We are running a setup on production where grpc clients are talking to servers via proxy in between (image attached)
The client is written in java and server is written in go. We are using the load balancing property as round_robin in the client. Despite this, we have observed some bizarre behaviour. When our proxy servers scale in ie reduce from let's say 4 to 3, then resolver gets into action and the request load from our clients gets distributed equally to all of our proxies, but when the proxy servers scale out ie increase from 4 to 8, then the new proxy servers don't get any requests from the clients which leads to a skewed distribution of request load on our proxy servers. Is there any configuration that we can do to avoid this?
We tried setting a property named networkaddress.cache.ttl
to 60 seconds in the JVM ARGS but even this didn't help.
You need to cycle the sticky gRPC connections using the keepalive and keepalive timeout configuration in the gRPC client.
Please have a look at this - gRPC connection cycling
both round_robin
and pick_first
perform name resolution only once. They are intended for thin, user-facing clients (android, desktop) that have relatively short life-time, so sticking to a particular (set of) backend connection(s) is not a problem then.

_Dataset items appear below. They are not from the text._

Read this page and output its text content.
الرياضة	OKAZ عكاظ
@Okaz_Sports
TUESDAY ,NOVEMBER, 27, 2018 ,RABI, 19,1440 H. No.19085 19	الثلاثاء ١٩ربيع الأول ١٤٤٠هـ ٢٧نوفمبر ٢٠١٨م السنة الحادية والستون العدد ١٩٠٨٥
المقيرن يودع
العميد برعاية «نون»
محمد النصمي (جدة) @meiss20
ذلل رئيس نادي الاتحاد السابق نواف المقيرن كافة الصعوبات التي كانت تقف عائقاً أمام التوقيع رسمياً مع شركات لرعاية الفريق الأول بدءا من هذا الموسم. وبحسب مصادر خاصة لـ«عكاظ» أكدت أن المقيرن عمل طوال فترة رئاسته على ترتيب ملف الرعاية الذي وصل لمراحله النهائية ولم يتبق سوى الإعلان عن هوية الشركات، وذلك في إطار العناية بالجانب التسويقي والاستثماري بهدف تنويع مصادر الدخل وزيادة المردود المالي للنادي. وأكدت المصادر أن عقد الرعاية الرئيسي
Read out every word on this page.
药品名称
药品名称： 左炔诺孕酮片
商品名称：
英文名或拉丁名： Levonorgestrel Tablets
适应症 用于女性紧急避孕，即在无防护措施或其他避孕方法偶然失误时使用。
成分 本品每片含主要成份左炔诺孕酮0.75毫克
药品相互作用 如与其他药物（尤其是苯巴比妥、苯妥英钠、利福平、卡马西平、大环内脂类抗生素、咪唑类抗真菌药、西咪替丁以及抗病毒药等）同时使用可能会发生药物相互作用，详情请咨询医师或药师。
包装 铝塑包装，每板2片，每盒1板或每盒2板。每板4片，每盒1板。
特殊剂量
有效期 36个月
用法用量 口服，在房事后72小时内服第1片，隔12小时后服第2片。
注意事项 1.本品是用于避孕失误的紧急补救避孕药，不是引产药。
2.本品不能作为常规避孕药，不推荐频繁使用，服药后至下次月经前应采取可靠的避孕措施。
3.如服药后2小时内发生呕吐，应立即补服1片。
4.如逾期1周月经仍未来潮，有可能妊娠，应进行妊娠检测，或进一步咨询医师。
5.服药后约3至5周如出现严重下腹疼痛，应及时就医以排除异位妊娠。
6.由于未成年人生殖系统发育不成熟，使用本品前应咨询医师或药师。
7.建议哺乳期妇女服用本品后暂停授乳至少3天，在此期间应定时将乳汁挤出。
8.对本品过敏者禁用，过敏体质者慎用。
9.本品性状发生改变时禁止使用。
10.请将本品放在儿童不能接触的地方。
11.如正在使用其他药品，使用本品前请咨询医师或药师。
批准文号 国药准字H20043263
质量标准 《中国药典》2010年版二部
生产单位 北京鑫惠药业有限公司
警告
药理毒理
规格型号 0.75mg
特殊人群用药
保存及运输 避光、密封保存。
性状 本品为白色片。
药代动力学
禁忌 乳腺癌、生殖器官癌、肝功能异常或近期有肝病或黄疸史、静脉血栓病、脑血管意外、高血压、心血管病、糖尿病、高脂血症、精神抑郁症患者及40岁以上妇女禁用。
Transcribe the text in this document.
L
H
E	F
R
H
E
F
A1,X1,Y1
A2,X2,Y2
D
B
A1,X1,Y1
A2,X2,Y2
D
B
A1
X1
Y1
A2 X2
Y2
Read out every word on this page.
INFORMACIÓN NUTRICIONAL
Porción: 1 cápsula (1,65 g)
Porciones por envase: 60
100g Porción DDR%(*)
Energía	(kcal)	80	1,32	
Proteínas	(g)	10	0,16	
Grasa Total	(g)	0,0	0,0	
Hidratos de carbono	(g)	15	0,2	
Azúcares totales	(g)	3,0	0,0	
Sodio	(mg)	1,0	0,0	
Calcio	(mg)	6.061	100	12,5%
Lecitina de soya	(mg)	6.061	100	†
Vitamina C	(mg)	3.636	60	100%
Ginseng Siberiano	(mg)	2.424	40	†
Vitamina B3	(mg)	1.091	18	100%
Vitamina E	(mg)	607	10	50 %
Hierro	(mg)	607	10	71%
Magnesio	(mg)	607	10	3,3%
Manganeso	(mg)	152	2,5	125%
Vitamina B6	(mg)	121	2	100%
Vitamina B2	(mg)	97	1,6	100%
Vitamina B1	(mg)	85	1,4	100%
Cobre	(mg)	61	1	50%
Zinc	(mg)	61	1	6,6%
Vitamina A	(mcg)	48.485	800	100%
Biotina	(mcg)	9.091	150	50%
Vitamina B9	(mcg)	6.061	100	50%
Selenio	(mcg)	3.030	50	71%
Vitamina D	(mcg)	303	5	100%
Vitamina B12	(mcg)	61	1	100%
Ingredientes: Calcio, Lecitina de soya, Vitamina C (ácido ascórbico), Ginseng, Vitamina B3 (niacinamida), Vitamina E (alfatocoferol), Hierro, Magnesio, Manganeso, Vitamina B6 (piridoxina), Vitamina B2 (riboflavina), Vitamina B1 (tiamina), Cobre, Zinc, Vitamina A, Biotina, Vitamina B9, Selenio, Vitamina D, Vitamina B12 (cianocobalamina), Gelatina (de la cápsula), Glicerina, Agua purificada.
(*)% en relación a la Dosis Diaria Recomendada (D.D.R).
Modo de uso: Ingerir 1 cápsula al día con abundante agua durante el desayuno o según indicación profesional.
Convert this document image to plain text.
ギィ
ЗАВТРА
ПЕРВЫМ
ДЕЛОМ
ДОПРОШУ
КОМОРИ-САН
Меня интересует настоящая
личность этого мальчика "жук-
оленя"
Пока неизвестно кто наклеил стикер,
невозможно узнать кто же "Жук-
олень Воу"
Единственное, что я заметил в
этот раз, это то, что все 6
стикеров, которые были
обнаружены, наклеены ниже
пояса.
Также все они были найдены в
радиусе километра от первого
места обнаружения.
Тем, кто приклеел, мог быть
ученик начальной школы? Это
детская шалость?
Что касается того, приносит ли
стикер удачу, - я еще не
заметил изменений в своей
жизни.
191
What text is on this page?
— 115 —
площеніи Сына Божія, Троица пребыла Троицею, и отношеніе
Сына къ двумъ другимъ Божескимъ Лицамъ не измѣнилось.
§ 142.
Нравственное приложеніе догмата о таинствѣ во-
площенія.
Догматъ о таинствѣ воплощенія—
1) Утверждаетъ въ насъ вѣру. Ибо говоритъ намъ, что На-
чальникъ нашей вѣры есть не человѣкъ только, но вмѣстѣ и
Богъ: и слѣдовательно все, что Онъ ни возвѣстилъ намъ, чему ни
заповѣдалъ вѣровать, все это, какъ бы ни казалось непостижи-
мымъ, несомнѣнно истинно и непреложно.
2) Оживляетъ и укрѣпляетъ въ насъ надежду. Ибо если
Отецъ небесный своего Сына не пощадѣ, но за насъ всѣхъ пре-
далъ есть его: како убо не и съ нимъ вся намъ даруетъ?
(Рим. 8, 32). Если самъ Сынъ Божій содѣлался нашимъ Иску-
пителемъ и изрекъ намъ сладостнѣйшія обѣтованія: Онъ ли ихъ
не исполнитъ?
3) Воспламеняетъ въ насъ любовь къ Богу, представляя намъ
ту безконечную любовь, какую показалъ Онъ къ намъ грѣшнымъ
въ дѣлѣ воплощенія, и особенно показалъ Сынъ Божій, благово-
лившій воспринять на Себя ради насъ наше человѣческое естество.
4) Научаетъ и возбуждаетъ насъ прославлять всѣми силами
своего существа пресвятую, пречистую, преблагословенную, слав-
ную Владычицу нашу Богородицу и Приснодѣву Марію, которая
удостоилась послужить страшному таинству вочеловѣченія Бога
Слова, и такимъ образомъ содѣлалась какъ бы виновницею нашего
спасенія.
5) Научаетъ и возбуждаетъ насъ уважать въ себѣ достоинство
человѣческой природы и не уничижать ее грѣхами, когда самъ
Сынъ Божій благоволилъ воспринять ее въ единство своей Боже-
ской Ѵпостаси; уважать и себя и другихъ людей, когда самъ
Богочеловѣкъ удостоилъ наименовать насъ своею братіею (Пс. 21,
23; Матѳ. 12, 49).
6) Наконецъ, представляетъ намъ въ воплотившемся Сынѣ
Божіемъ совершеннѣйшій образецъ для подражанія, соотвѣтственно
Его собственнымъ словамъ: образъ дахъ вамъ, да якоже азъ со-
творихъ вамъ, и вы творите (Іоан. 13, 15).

If your client is a server app, then you should be rather be using grpclb
or the newer xDS : they automatically re-resolve available backends when needed. To enable them you need to add runtime dependency in your client to grpc-grpclb
or grpc-xds
respectively.
grpclb
does not need any additional configuration or setup, but has limited functionality. Each client process will have its own load-balancer+resolver instance. backends are obtained via repeated DNS resolution by default.
xDS
requires central envoy instance from which it obtains available backends.